In fact, a report by the consulting firm A.T. Kearney predicted that robo-advisors will be managing 5.6 percent of Americans’ investment assets by 2020, up from 0.5 percent when the report was done in 2015.
Despite the intriguing name, don’t imagine that robo-advisors resemble something from a science fiction movie, with lights flashing as they dole out warnings about dangers to your portfolio.
Instead, a robo-advisor is an online wealth-management service that uses a software program to provide automated advice based on an algorithm.
Robo-advisors have their merits; clients save money, at least on the front end, because fees are usually lower, says Rick Rivera, a partner at Safeguard Investment Advisory Group (www.safeguardinvestment.com).
The required minimum investment also usually is low, which could be helpful for young investors who haven’t had time to build wealth.
“If you’re a do-it-yourselfer, it might work for you,” Rivera says. “But is it something that saves you money for the long term?

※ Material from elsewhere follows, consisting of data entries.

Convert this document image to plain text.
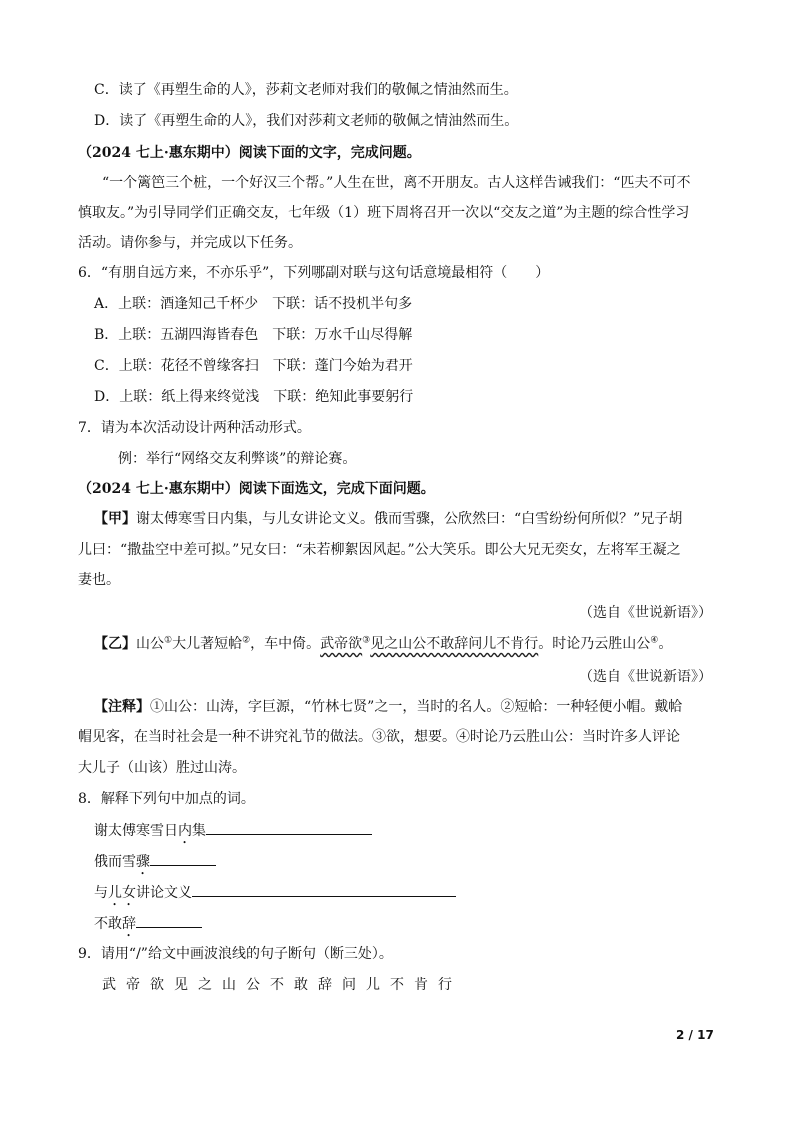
C．读了《再塑生命的人》，莎莉文老师对我们的敬佩之情油然而生。
D．读了《再塑生命的人》，我们对莎莉文老师的敬佩之情油然而生。
（2024 七上·惠东期中）阅读下面的文字，完成问题。
“一个篱笆三个桩，一个好汉三个帮。”人生在世，离不开朋友。古人这样告诫我们：“匹夫不可不
慎取友。”为引导同学们正确交友，七年级（1）班下周将召开一次以“交友之道”为主题的综合性学习
活动。请你参与，并完成以下任务。
6．“有朋自远方来，不亦乐乎”，下列哪副对联与这句话意境最相符（　　）
A．上联：酒逢知己千杯少　下联：话不投机半句多
B．上联：五湖四海皆春色　下联：万水千山尽得解
C．上联：花径不曾缘客扫　下联：蓬门今始为君开
D．上联：纸上得来终觉浅　下联：绝知此事要躬行
7．请为本次活动设计两种活动形式。
例：举行“网络交友利弊谈”的辩论赛。
（2024 七上·惠东期中）阅读下面选文，完成下面问题。
【甲】谢太傅寒雪日内集，与儿女讲论文义。俄而雪骤，公欣然曰：“白雪纷纷何所似？”兄子胡
儿曰：“撒盐空中差可拟。”兄女曰：“未若柳絮因风起。”公大笑乐。即公大兄无奕女，左将军王凝之
妻也。
（选自《世说新语》）
【乙】山公①大儿著短帢②，车中倚。武帝欲③见之山公不敢辞问儿不肯行。时论乃云胜山公④。
（选自《世说新语》）
【注释】①山公：山涛，字巨源，“竹林七贤”之一，当时的名人。②短帢：一种轻便小帽。戴帢
帽见客，在当时社会是一种不讲究礼节的做法。③欲，想要。④时论乃云胜山公：当时许多人评论
大儿子（山该）胜过山涛。
8．解释下列句中加点的词。
谢太傅寒雪日内集
俄而雪骤
与儿女讲论文义
不敢辞
9．请用“/”给文中画波浪线的句子断句（断三处）。
武帝欲见之山公不敢辞问儿不肯行
2 / 17
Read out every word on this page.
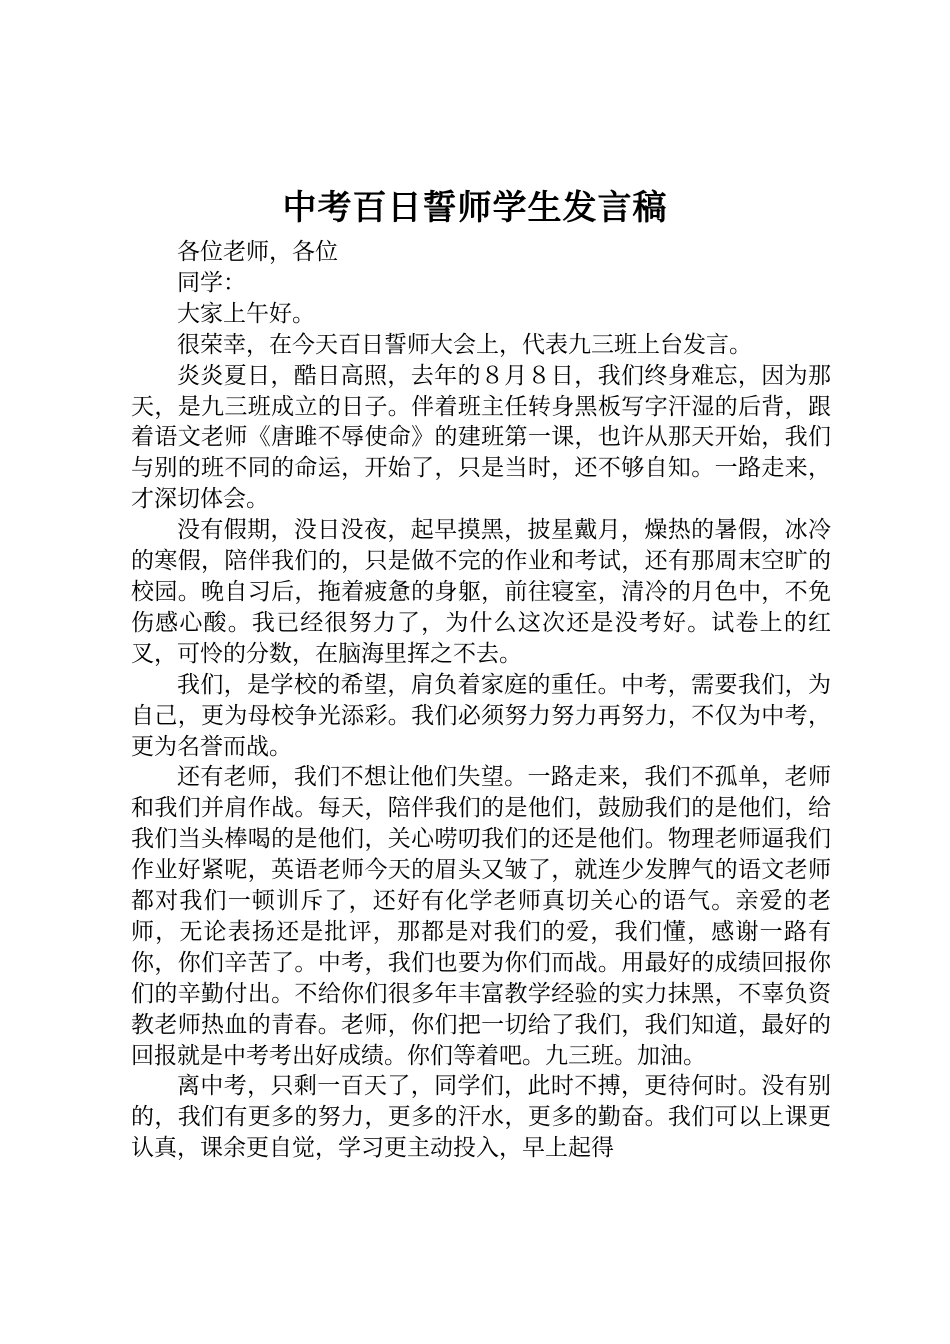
中考百日誓师学生发言稿

各位老师，各位

同学：

大家上午好。

很荣幸，在今天百日誓师大会上，代表九三班上台发言。

炎炎夏日，酷日高照，去年的８月８日，我们终身难忘，因为那天，是九三班成立的日子。伴着班主任转身黑板写字汗湿的后背，跟着语文老师《唐雎不辱使命》的建班第一课，也许从那天开始，我们与别的班不同的命运，开始了，只是当时，还不够自知。一路走来，才深切体会。

没有假期，没日没夜，起早摸黑，披星戴月，燥热的暑假，冰冷的寒假，陪伴我们的，只是做不完的作业和考试，还有那周末空旷的校园。晚自习后，拖着疲惫的身躯，前往寝室，清冷的月色中，不免伤感心酸。我已经很努力了，为什么这次还是没考好。试卷上的红叉，可怜的分数，在脑海里挥之不去。

我们，是学校的希望，肩负着家庭的重任。中考，需要我们，为自己，更为母校争光添彩。我们必须努力努力再努力，不仅为中考，更为名誉而战。

还有老师，我们不想让他们失望。一路走来，我们不孤单，老师和我们并肩作战。每天，陪伴我们的是他们，鼓励我们的是他们，给我们当头棒喝的是他们，关心唠叨我们的还是他们。物理老师逼我们作业好紧呢，英语老师今天的眉头又皱了，就连少发脾气的语文老师都对我们一顿训斥了，还好有化学老师真切关心的语气。亲爱的老师，无论表扬还是批评，那都是对我们的爱，我们懂，感谢一路有你，你们辛苦了。中考，我们也要为你们而战。用最好的成绩回报你们的辛勤付出。不给你们很多年丰富教学经验的实力抹黑，不辜负资教老师热血的青春。老师，你们把一切给了我们，我们知道，最好的回报就是中考考出好成绩。你们等着吧。九三班。加油。

离中考，只剩一百天了，同学们，此时不搏，更待何时。没有别的，我们有更多的努力，更多的汗水，更多的勤奋。我们可以上课更认真，课余更自觉，学习更主动投入，早上起得
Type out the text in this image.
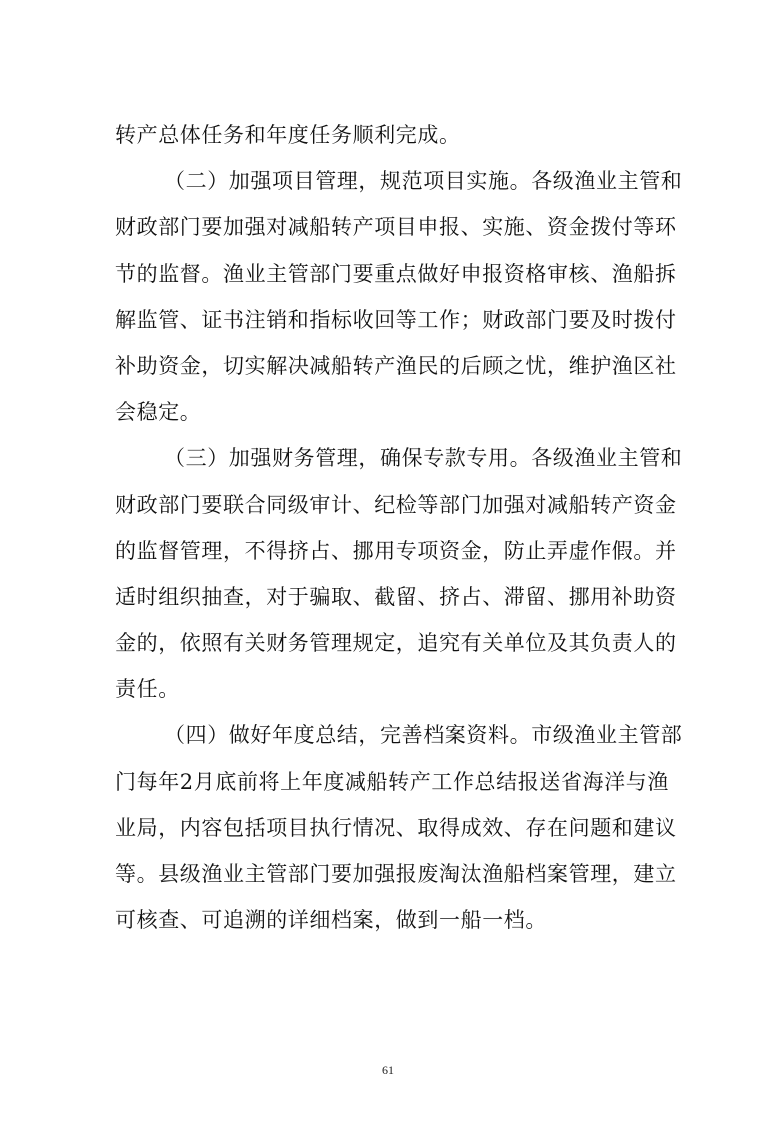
转产总体任务和年度任务顺利完成。
（二）加强项目管理，规范项目实施。各级渔业主管和
财政部门要加强对减船转产项目申报、实施、资金拨付等环
节的监督。渔业主管部门要重点做好申报资格审核、渔船拆
解监管、证书注销和指标收回等工作；财政部门要及时拨付
补助资金，切实解决减船转产渔民的后顾之忧，维护渔区社
会稳定。
（三）加强财务管理，确保专款专用。各级渔业主管和
财政部门要联合同级审计、纪检等部门加强对减船转产资金
的监督管理，不得挤占、挪用专项资金，防止弄虚作假。并
适时组织抽查，对于骗取、截留、挤占、滞留、挪用补助资
金的，依照有关财务管理规定，追究有关单位及其负责人的
责任。
（四）做好年度总结，完善档案资料。市级渔业主管部
门每年2月底前将上年度减船转产工作总结报送省海洋与渔
业局，内容包括项目执行情况、取得成效、存在问题和建议
等。县级渔业主管部门要加强报废淘汰渔船档案管理，建立
可核查、可追溯的详细档案，做到一船一档。
61
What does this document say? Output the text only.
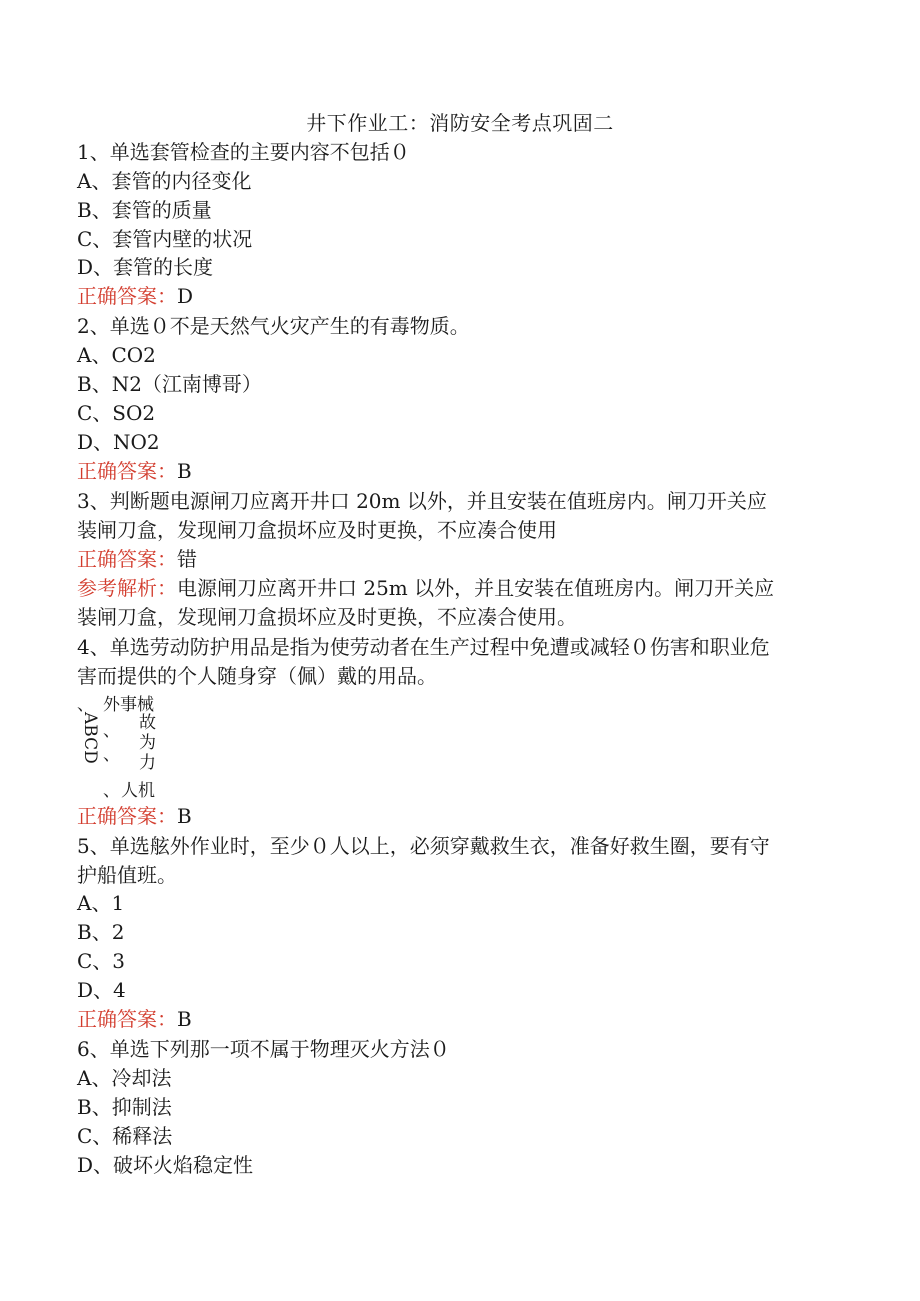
井下作业工：消防安全考点巩固二
1、单选套管检查的主要内容不包括０
A、套管的内径变化
B、套管的质量
C、套管内壁的状况
D、套管的长度
正确答案：D
2、单选０不是天然气火灾产生的有毒物质。
A、CO2
B、N2（江南博哥）
C、SO2
D、NO2
正确答案：B
3、判断题电源闸刀应离开井口 20m 以外，并且安装在值班房内。闸刀开关应
装闸刀盒，发现闸刀盒损坏应及时更换，不应凑合使用
正确答案：错
参考解析：电源闸刀应离开井口 25m 以外，并且安装在值班房内。闸刀开关应
装闸刀盒，发现闸刀盒损坏应及时更换，不应凑合使用。
4、单选劳动防护用品是指为使劳动者在生产过程中免遭或减轻０伤害和职业危
害而提供的个人随身穿（佩）戴的用品。
、 外事械
ABCD 、 故
为
、 力
、 人机
正确答案：B
5、单选舷外作业时，至少０人以上，必须穿戴救生衣，准备好救生圈，要有守
护船值班。
A、1
B、2
C、3
D、4
正确答案：B
6、单选下列那一项不属于物理灭火方法０
A、冷却法
B、抑制法
C、稀释法
D、破坏火焰稳定性
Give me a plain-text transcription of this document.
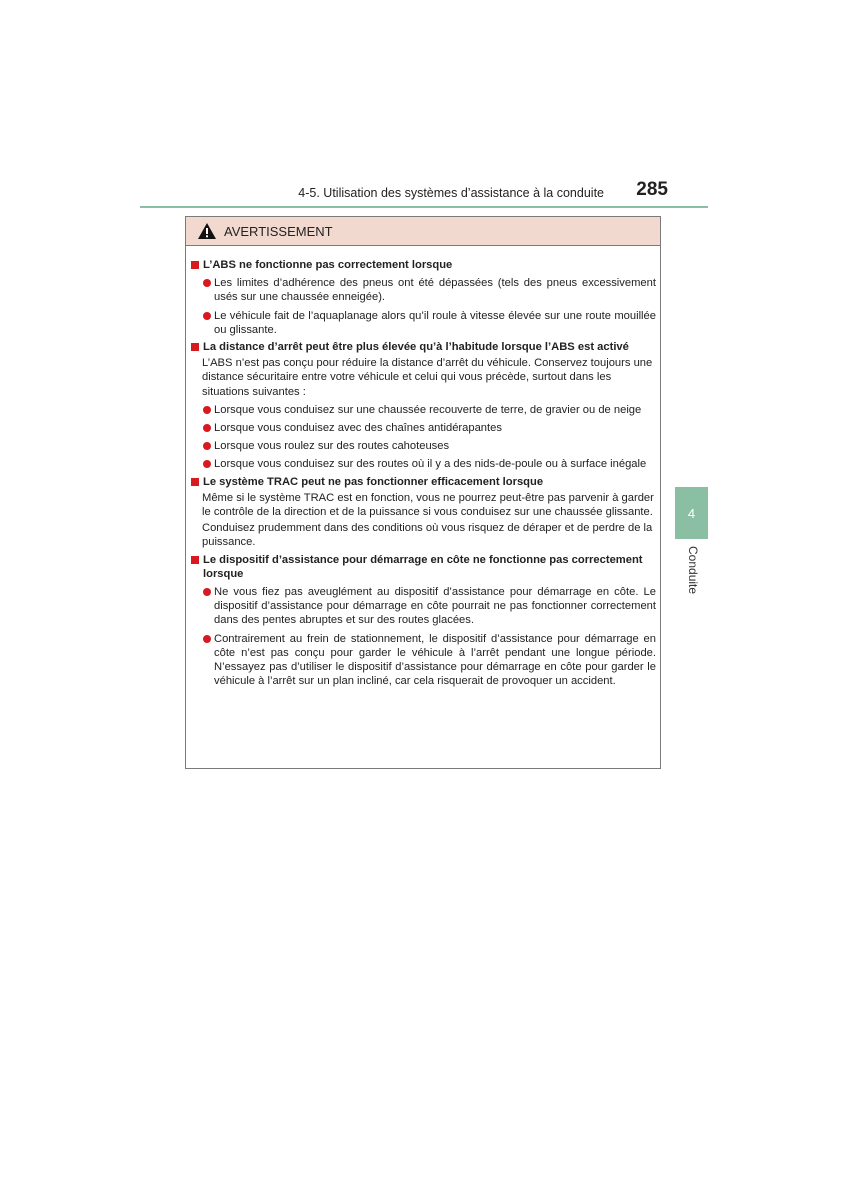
4-5. Utilisation des systèmes d’assistance à la conduite 285
4
Conduite
AVERTISSEMENT
L’ABS ne fonctionne pas correctement lorsque
Les limites d’adhérence des pneus ont été dépassées (tels des pneus excessivement usés sur une chaussée enneigée).
Le véhicule fait de l’aquaplanage alors qu’il roule à vitesse élevée sur une route mouillée ou glissante.
La distance d’arrêt peut être plus élevée qu’à l’habitude lorsque l’ABS est activé
L’ABS n’est pas conçu pour réduire la distance d’arrêt du véhicule. Conservez toujours une distance sécuritaire entre votre véhicule et celui qui vous précède, surtout dans les situations suivantes :
Lorsque vous conduisez sur une chaussée recouverte de terre, de gravier ou de neige
Lorsque vous conduisez avec des chaînes antidérapantes
Lorsque vous roulez sur des routes cahoteuses
Lorsque vous conduisez sur des routes où il y a des nids-de-poule ou à surface inégale
Le système TRAC peut ne pas fonctionner efficacement lorsque
Même si le système TRAC est en fonction, vous ne pourrez peut-être pas parvenir à garder le contrôle de la direction et de la puissance si vous conduisez sur une chaussée glissante.
Conduisez prudemment dans des conditions où vous risquez de déraper et de perdre de la puissance.
Le dispositif d’assistance pour démarrage en côte ne fonctionne pas correctement lorsque
Ne vous fiez pas aveuglément au dispositif d’assistance pour démarrage en côte. Le dispositif d’assistance pour démarrage en côte pourrait ne pas fonctionner correctement dans des pentes abruptes et sur des routes glacées.
Contrairement au frein de stationnement, le dispositif d’assistance pour démarrage en côte n’est pas conçu pour garder le véhicule à l’arrêt pendant une longue période. N’essayez pas d’utiliser le dispositif d’assistance pour démarrage en côte pour garder le véhicule à l’arrêt sur un plan incliné, car cela risquerait de provoquer un accident.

Maybe not.”
Investors should weigh the advantages against the disadvantages, he says.
Examples of when robo-advisors fall short include:
- Looking at the big picture. Robo-advisors are limited to what their software is designed to handle. Human financial planners don’t have that limitation.
They can provide advice based on the bigger picture of how all of a person’s assets, tax liabilities and other factors interact and affect each other.
- Adapting to market fluctuations. Questions remain about just how well robo-advisors react to rapid market changes. Recently, when U.S. markets experienced extreme volatility because of Brexit – the United Kingdom’s vote to leave the European Union – at least one robo-advising firm halted all its trading. “People were saying this could have been negative for those trying to buy when stock prices dropped,” Rivera says.
- Helping with estate or long-term care planning. Older clients often are concerned about how to best leave wealth to their heirs through trusts or other means.
They also worry about whether they will need expensive long-term care that can eat away at their savings. These aren’t areas robo-advisors usually venture into, but human ones do. “We can say here are your options, here is what we can do to protect you,” Rivera says. “We can show them avenues that robo-advisors can’t.”
Ultimately, robo-advisors may appeal to those who have uncomplicated portfolios and can get by on general advice, but for many investors a one-size-fits-most approach doesn’t cut it, Rivera says.
“I can’t tell you how many times someone has come to me and said they heard that all life insurance is bad, or all annuities are bad, or all mutual funds are bad,” Rivera says.
“But each of those things is created for a specific purpose. Whether they are good or whether they are bad depends on your needs. That’s where human advisors can step in and help you weigh just what those needs are.”